On a tellement eu du mal à se faire à l'idée que Disappears avait disparu (elle est facile, je sais) que la présence de FACS - le groupe né des cendres de ce dernier - a été plus ou moins ignorée pendant de nombreuses années à la rédaction. Jusqu'au jour où l'on s'est dit que ce serait quand même bien de rattraper le temps perdu et de vous en parler un jour à l'occasion de la sortie d'un album. Ça tombe bien car le trio de Chicago mené par Brian Case (aussi ex-90 Day Men et The Ponys) sort régulièrement des disques. Il suffisait donc d'attendre ce super nouvel et cinquième LP studio, Still life in decay, pour (enfin) franchir le pas de la première chronique de ce groupe de rock américain qui sort un peu des sentiers battus.
Still life in decay est une œuvre hantée. En parcourant ce disque d'une oreille attentive, on le vit avec cette étrange sensation qu'une ombre sonore y plane constamment, comme un fantôme ténébreux prêt à vous jeter un mauvais sort. Cet effet frissonnant, fort bien exécuté, tient de plusieurs éléments se manifestant souvent en même temps.
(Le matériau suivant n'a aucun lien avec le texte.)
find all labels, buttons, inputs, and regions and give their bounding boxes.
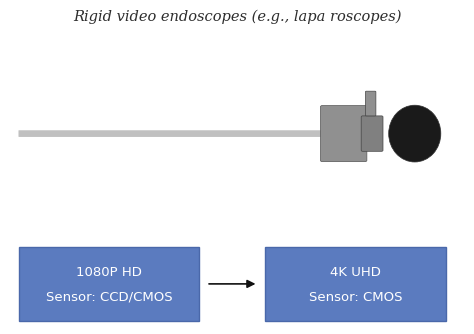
FancyBboxPatch shape (18, 130, 323, 137)
Ellipse shape (389, 105, 441, 162)
FancyBboxPatch shape (365, 91, 376, 116)
FancyBboxPatch shape (361, 116, 383, 151)
Text: 4K UHD: 4K UHD (330, 266, 381, 279)
Text: Sensor: CMOS: Sensor: CMOS (309, 291, 402, 304)
Text: Sensor: CCD/CMOS: Sensor: CCD/CMOS (46, 291, 173, 304)
FancyBboxPatch shape (19, 247, 199, 321)
Text: Rigid video endoscopes (e.g., lapa roscopes): Rigid video endoscopes (e.g., lapa rosco… (73, 10, 401, 24)
Text: 1080P HD: 1080P HD (76, 266, 142, 279)
FancyBboxPatch shape (320, 106, 367, 162)
FancyBboxPatch shape (265, 247, 446, 321)
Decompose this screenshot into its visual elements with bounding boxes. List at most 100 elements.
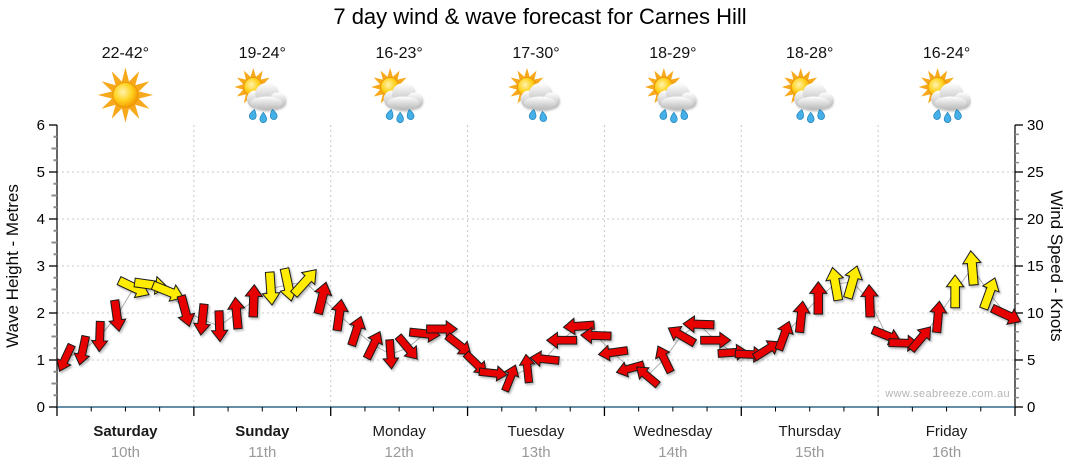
day-name-label: Sunday (235, 423, 290, 440)
raindrop (796, 108, 804, 120)
raindrop (943, 111, 952, 123)
axis-tick-label: 6 (37, 117, 45, 134)
wind-arrow (244, 283, 264, 318)
day-date-label: 11th (248, 444, 276, 461)
weather-icon-sunny (97, 67, 153, 123)
sun-ray (918, 83, 929, 91)
sun-ray (934, 68, 941, 78)
wind-arrow (261, 271, 281, 306)
wind-arrow (635, 366, 661, 389)
sun-ray (121, 106, 130, 123)
cloud (931, 83, 970, 110)
axis-tick-label: 1 (37, 352, 45, 369)
axis-tick-label: 0 (37, 399, 45, 416)
axis-tick-label: 4 (37, 211, 45, 228)
cloud (657, 83, 696, 110)
wind-arrow (150, 280, 185, 302)
wind-arrow (529, 350, 560, 368)
axis-tick-label: 20 (1027, 211, 1044, 228)
wind-arrows (56, 250, 1022, 393)
wind-arrow (945, 274, 965, 309)
day-date-label: 12th (385, 444, 414, 461)
raindrop (385, 108, 394, 120)
temp-range-label: 18-28° (786, 45, 833, 62)
raindrop (396, 111, 404, 123)
temp-range-label: 18-29° (649, 45, 696, 62)
wind-arrow (961, 250, 982, 286)
weather-icon-sun-cloud-rain (371, 68, 422, 123)
axis-tick-label: 0 (1027, 399, 1035, 416)
wind-arrow (562, 317, 595, 336)
sun-ray (127, 71, 140, 87)
day-date-label: 14th (658, 444, 687, 461)
wind-arrow (824, 266, 845, 302)
sun-ray (133, 81, 150, 93)
sun-ray (137, 91, 153, 99)
raindrop (817, 108, 825, 120)
day-name-label: Wednesday (633, 423, 712, 440)
wind-arrow (808, 280, 828, 315)
wind-arrow (501, 364, 520, 393)
wind-arrow (394, 333, 418, 360)
wind-arrow (176, 294, 196, 328)
weather-icon-sun-cloud-rain (918, 68, 970, 123)
sun-ray (133, 97, 150, 109)
sun-ray (121, 67, 130, 84)
wind-arrow (792, 300, 811, 334)
wind-arrow (362, 330, 384, 361)
cloud (794, 83, 833, 110)
sun-ray (101, 81, 118, 93)
day-name-label: Friday (926, 423, 968, 440)
wind-arrow (700, 331, 732, 350)
temp-range-label: 16-24° (923, 45, 970, 62)
temp-range-label: 22-42° (102, 45, 149, 62)
sun-ray (387, 68, 394, 78)
weather-icon-sun-cloud-rain (644, 68, 696, 123)
day-name-label: Saturday (93, 423, 158, 440)
wind-arrow (579, 326, 612, 345)
raindrop (680, 108, 688, 120)
raindrop (659, 108, 668, 120)
wind-arrow (56, 342, 76, 372)
day-name-label: Thursday (778, 423, 841, 440)
raindrop (539, 110, 548, 122)
wind-arrow (444, 332, 472, 355)
wind-arrow (615, 360, 646, 378)
axis-ticks: 0 1 2 3 4 5 6 0 5 10 15 20 25 30 (37, 117, 1044, 416)
wind-arrow (929, 300, 948, 334)
weather-icon-sun-cloud-rain (234, 68, 285, 123)
axis-tick-label: 3 (37, 258, 45, 275)
chart-title: 7 day wind & wave forecast for Carnes Hi… (333, 4, 747, 29)
watermark: www.seabreeze.com.au (885, 388, 1010, 400)
axis-tick-label: 30 (1027, 117, 1044, 134)
wind-arrow (545, 331, 578, 350)
day-date-label: 16th (932, 444, 961, 461)
wind-arrow (979, 277, 1000, 311)
axis-tick-label: 10 (1027, 305, 1044, 322)
wind-arrow (192, 303, 212, 336)
day-date-label: 15th (795, 444, 824, 461)
wind-arrow (90, 320, 109, 353)
cloud (520, 83, 559, 110)
weather-icon-sun-cloud-rain (781, 68, 833, 123)
day-name-label: Tuesday (508, 423, 565, 440)
sun-ray (523, 68, 531, 78)
temp-range-label: 17-30° (512, 45, 559, 62)
day-name-label: Monday (372, 423, 426, 440)
wind-arrow (682, 314, 715, 334)
cloud (246, 83, 285, 110)
wind-arrow (347, 315, 367, 348)
raindrop (933, 108, 941, 120)
raindrop (954, 108, 962, 120)
raindrop (670, 111, 678, 123)
sun-ray (111, 71, 123, 87)
sun-ray (127, 103, 140, 119)
sun-ray (250, 68, 257, 78)
cloud (383, 83, 422, 110)
axis-tick-label: 25 (1027, 164, 1044, 181)
wind-arrow (73, 334, 91, 366)
sun-ray (234, 83, 245, 91)
sun-ray (644, 83, 655, 91)
wind-arrow (859, 283, 879, 318)
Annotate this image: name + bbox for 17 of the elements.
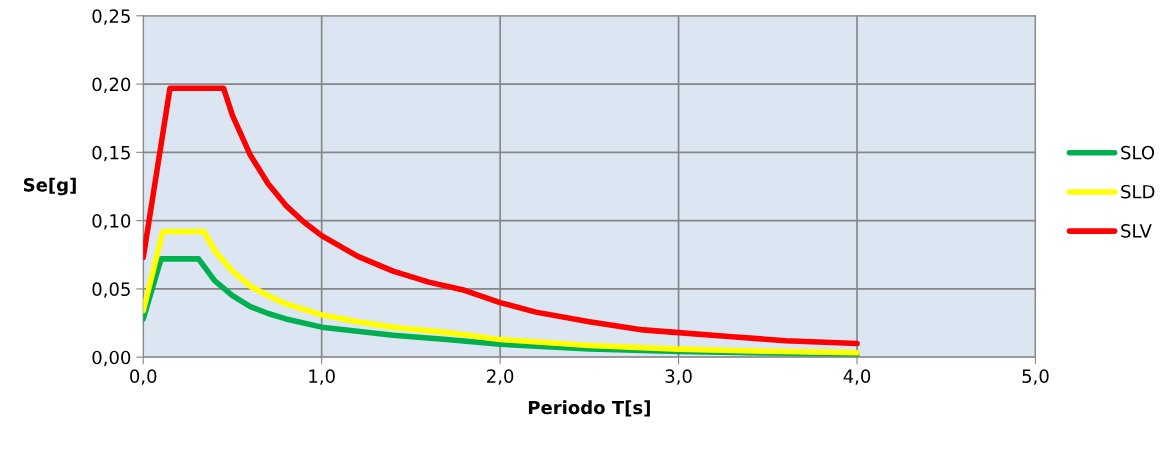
x-tick-label: 5,0 — [1022, 369, 1049, 385]
y-axis-title: Se[g] — [23, 177, 76, 196]
y-tick-label: 0,05 — [92, 282, 130, 298]
y-tick-label: 0,00 — [92, 350, 131, 367]
y-tick-label: 0,25 — [92, 9, 130, 25]
y-tick-label: 0,20 — [92, 77, 131, 94]
legend-label: SLV — [1121, 224, 1152, 238]
legend-label: SLO — [1121, 145, 1155, 160]
y-tick-label: 0,10 — [92, 214, 131, 230]
y-tick-label: 0,15 — [92, 145, 130, 162]
x-tick-label: 0,0 — [130, 369, 157, 385]
x-tick-label: 3,0 — [665, 369, 692, 385]
x-tick-label: 4,0 — [843, 369, 871, 385]
x-tick-label: 1,0 — [309, 369, 335, 385]
x-axis-title: Periodo T[s] — [528, 400, 650, 417]
legend-label: SLD — [1121, 184, 1155, 199]
x-tick-label: 2,0 — [487, 369, 514, 385]
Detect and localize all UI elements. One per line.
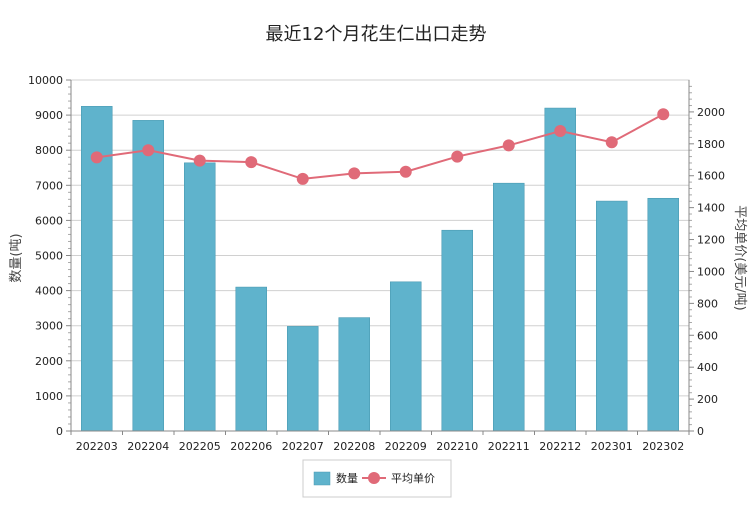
left-tick-label-3: 3000 xyxy=(35,320,63,333)
left-tick-label-8: 8000 xyxy=(35,144,63,157)
bar-202211 xyxy=(492,182,525,432)
left-tick-label-2: 2000 xyxy=(35,355,63,368)
right-axis-label: 平均单价(美元/吨) xyxy=(732,205,747,311)
avg-price-point-202302 xyxy=(657,108,670,121)
bar-202205 xyxy=(184,162,216,432)
right-tick-label-3: 600 xyxy=(697,329,718,342)
bar-202204 xyxy=(132,120,165,432)
right-tick-label-5: 1000 xyxy=(697,265,725,278)
axes: 0100020003000400050006000700080009000100… xyxy=(28,74,725,453)
x-tick-label-9: 202212 xyxy=(539,440,581,453)
x-tick-label-0: 202203 xyxy=(76,440,118,453)
avg-price-point-202209 xyxy=(399,165,412,178)
right-tick-label-1: 200 xyxy=(697,393,718,406)
avg-price-line xyxy=(96,113,664,180)
avg-price-point-202203 xyxy=(90,151,103,164)
left-tick-label-0: 0 xyxy=(56,425,63,438)
bar-202302 xyxy=(647,197,679,432)
x-tick-label-10: 202301 xyxy=(591,440,633,453)
avg-price-point-202211 xyxy=(502,139,515,152)
legend-marker-avg-price xyxy=(368,472,380,484)
left-tick-label-5: 5000 xyxy=(35,250,63,263)
bar-202209 xyxy=(389,281,422,432)
x-tick-label-2: 202205 xyxy=(179,440,221,453)
bar-202301 xyxy=(595,200,628,432)
right-tick-label-6: 1200 xyxy=(697,234,725,247)
legend-swatch-quantity xyxy=(313,471,331,486)
avg-price-point-202212 xyxy=(554,125,567,138)
right-tick-label-0: 0 xyxy=(697,425,704,438)
legend: 数量 平均单价 xyxy=(302,459,452,498)
left-tick-label-4: 4000 xyxy=(35,285,63,298)
avg-price-point-202208 xyxy=(348,167,361,180)
x-tick-label-6: 202209 xyxy=(385,440,427,453)
avg-price-point-202301 xyxy=(605,136,618,149)
x-tick-label-3: 202206 xyxy=(230,440,272,453)
x-tick-label-7: 202210 xyxy=(436,440,478,453)
avg-price-point-202205 xyxy=(193,154,206,167)
x-tick-label-8: 202211 xyxy=(488,440,530,453)
left-tick-label-1: 1000 xyxy=(35,390,63,403)
left-tick-label-6: 6000 xyxy=(35,214,63,227)
legend-label-avg-price: 平均单价 xyxy=(391,472,435,485)
left-axis-label: 数量(吨) xyxy=(9,233,24,282)
right-tick-label-8: 1600 xyxy=(697,170,725,183)
x-tick-label-5: 202208 xyxy=(333,440,375,453)
bar-202208 xyxy=(338,317,370,432)
right-tick-label-4: 800 xyxy=(697,297,718,310)
bar-202207 xyxy=(286,326,319,432)
legend-label-quantity: 数量 xyxy=(336,472,358,485)
right-tick-label-9: 1800 xyxy=(697,138,725,151)
left-tick-label-7: 7000 xyxy=(35,179,63,192)
avg-price-point-202204 xyxy=(142,144,155,157)
right-tick-label-10: 2000 xyxy=(697,106,725,119)
avg-price-point-202210 xyxy=(451,150,464,163)
avg-price-point-202207 xyxy=(296,172,309,185)
bar-202206 xyxy=(235,286,268,432)
bar-202212 xyxy=(544,107,576,432)
line-series-avg-price xyxy=(90,108,670,185)
x-tick-label-1: 202204 xyxy=(127,440,169,453)
x-tick-label-4: 202207 xyxy=(282,440,324,453)
avg-price-point-202206 xyxy=(245,156,258,169)
chart-title: 最近12个月花生仁出口走势 xyxy=(266,24,487,45)
right-tick-label-7: 1400 xyxy=(697,202,725,215)
left-tick-label-10: 10000 xyxy=(28,74,63,87)
left-tick-label-9: 9000 xyxy=(35,109,63,122)
x-tick-label-11: 202302 xyxy=(642,440,684,453)
right-tick-label-2: 400 xyxy=(697,361,718,374)
bar-202210 xyxy=(441,229,473,432)
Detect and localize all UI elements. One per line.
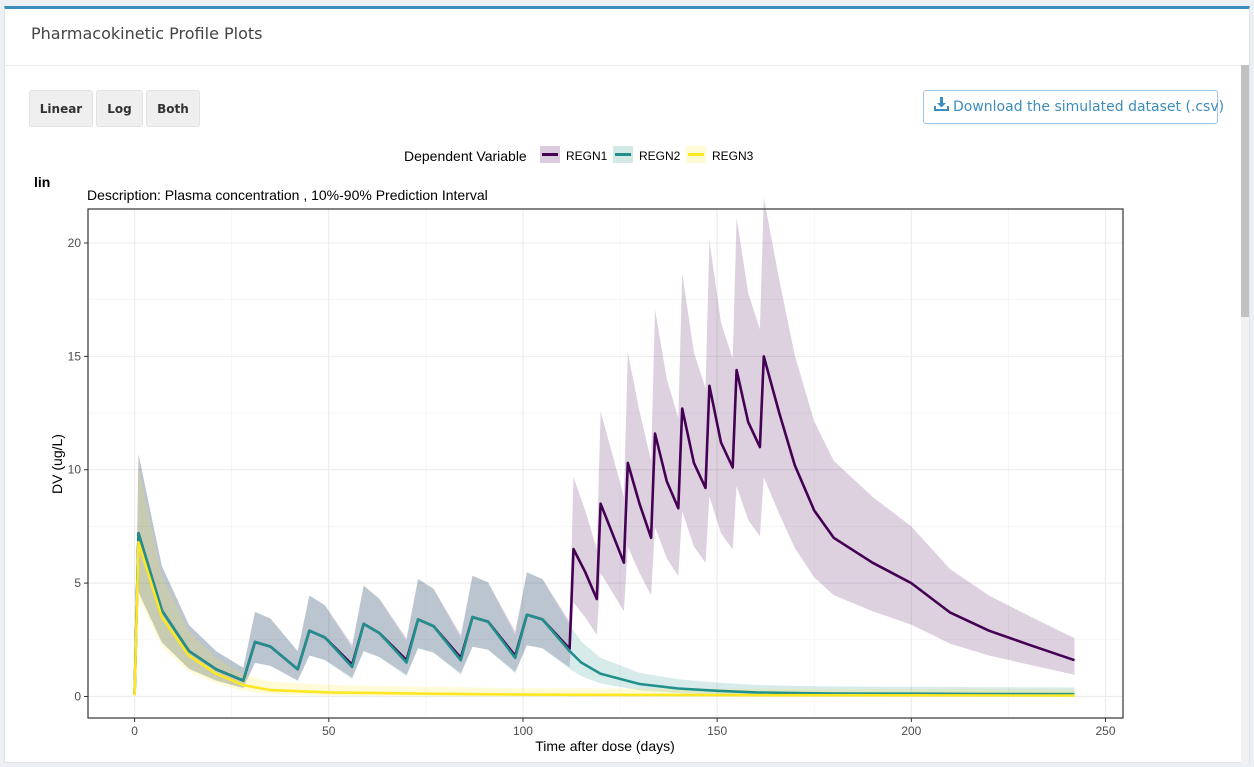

D'abord, il y a ce son pénétrant, bien aidé par une basse à la fois profonde, craquetante et saturée, et par des guitares aux effets étranges, sans parler de l'instabilité de la voix. Ensuite, la musique de FACS a la particularité d'être intense et d'hypnotiser, rendant ainsi notre esprit perméable assez aisément si on la prend un tantinet au sérieux. Réglée au poil rythmiquement et sans grande exubérance, elle produit une sensation de lenteur et de langueur à la fois, comme si Brian Case tentait de se sortir de l'affliction qui le ronge. À moins qu'il ne s'agisse simplement de l'expression de ce mal-être ?
Et pourtant, tout n'est pas 100% noir dans Still life in decay. Quelques rares éclaircies apparaissent dans ce maelström, la plus évidente se trouvant dans "Still life", ce qui n'est pas étonnant si on s'en tient au titre. Il n'en reste pas moins que cet album brille justement par son obscurité, et par la force d'un style unique mêlant noise-rock, krautrock et post-punk venimeux. Si tu as aimé Disappears, jette toi vite sur ce dernier album de FACS, si ce n'est pas déjà fait.